4. Can you take SYNAGIS and BEYFORTUS together?

No direct drug-drug interaction has been formally documented between SYNAGIS and BEYFORTUS in current clinical databases. However, individual patient risk factors including other medications, organ function, and comorbidities should always be evaluated by a qualified healthcare provider.

5. Are SYNAGIS and BEYFORTUS safe during pregnancy?

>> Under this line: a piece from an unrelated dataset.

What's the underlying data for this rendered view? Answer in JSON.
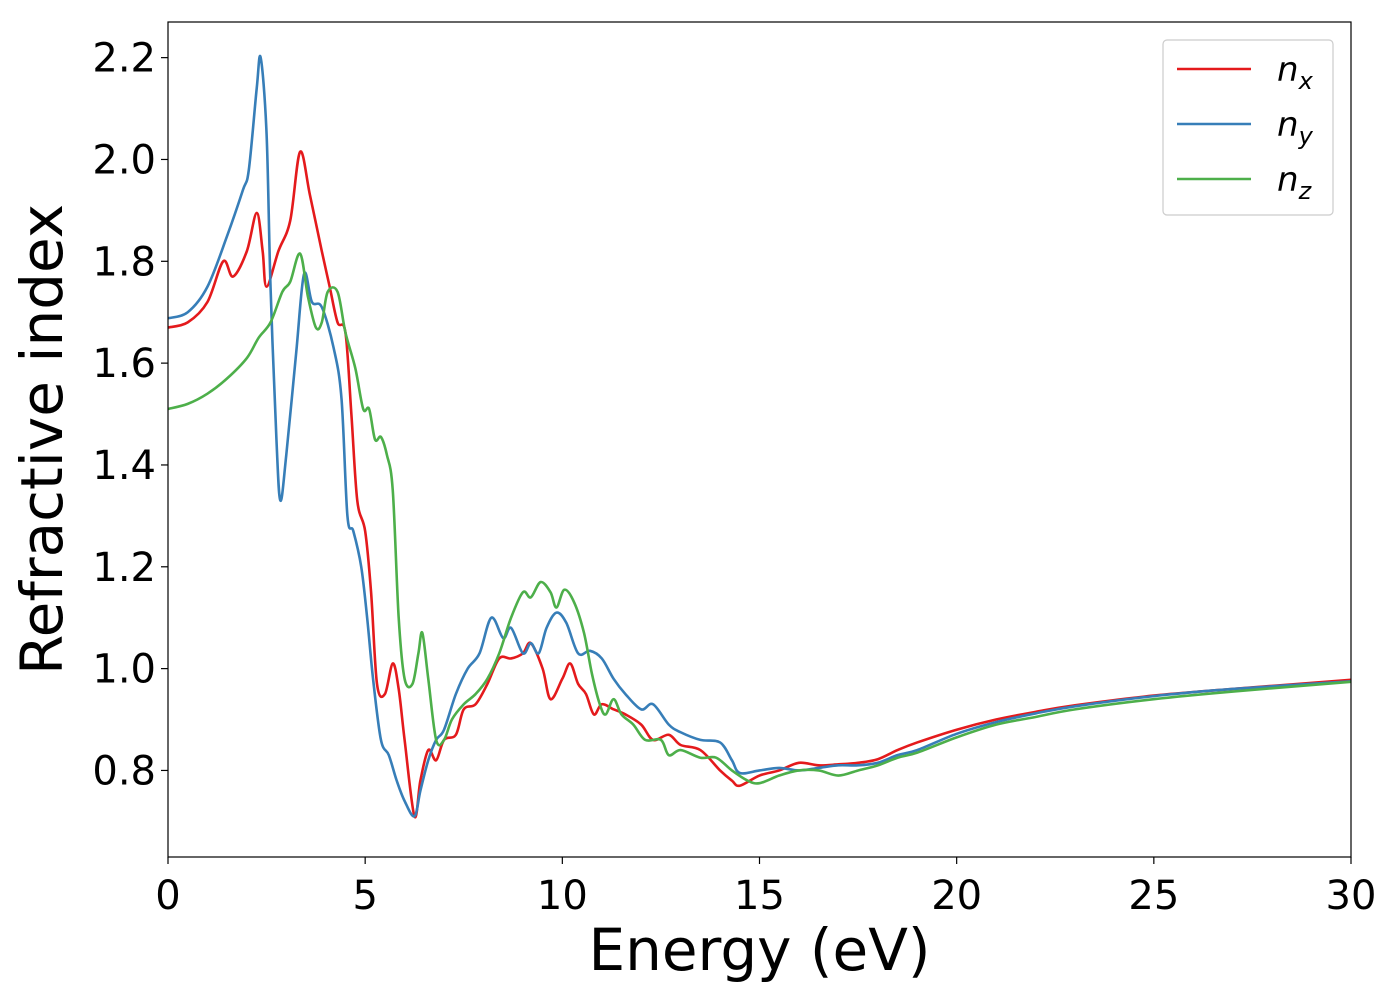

The maternal-fetal safety profiles differ. SYNAGIS is classified as Category C. Pregnancy Category B. Animal studies have not demonstrated fetal risk, but no adequate human studies in pregnant women. Palivizumab is a humanized monoclonal antibody (IgG1) that c. BEYFORTUS is classified as Category C. BEYFORTUS (nirsevimab) is a human monoclonal antibody against respiratory syncytial virus. There are no adequate and well-controlled studies in pregnant women. In animal reproducti. Always consult a maternal-fetal medicine specialist before taking either drug during pregnancy or lactation.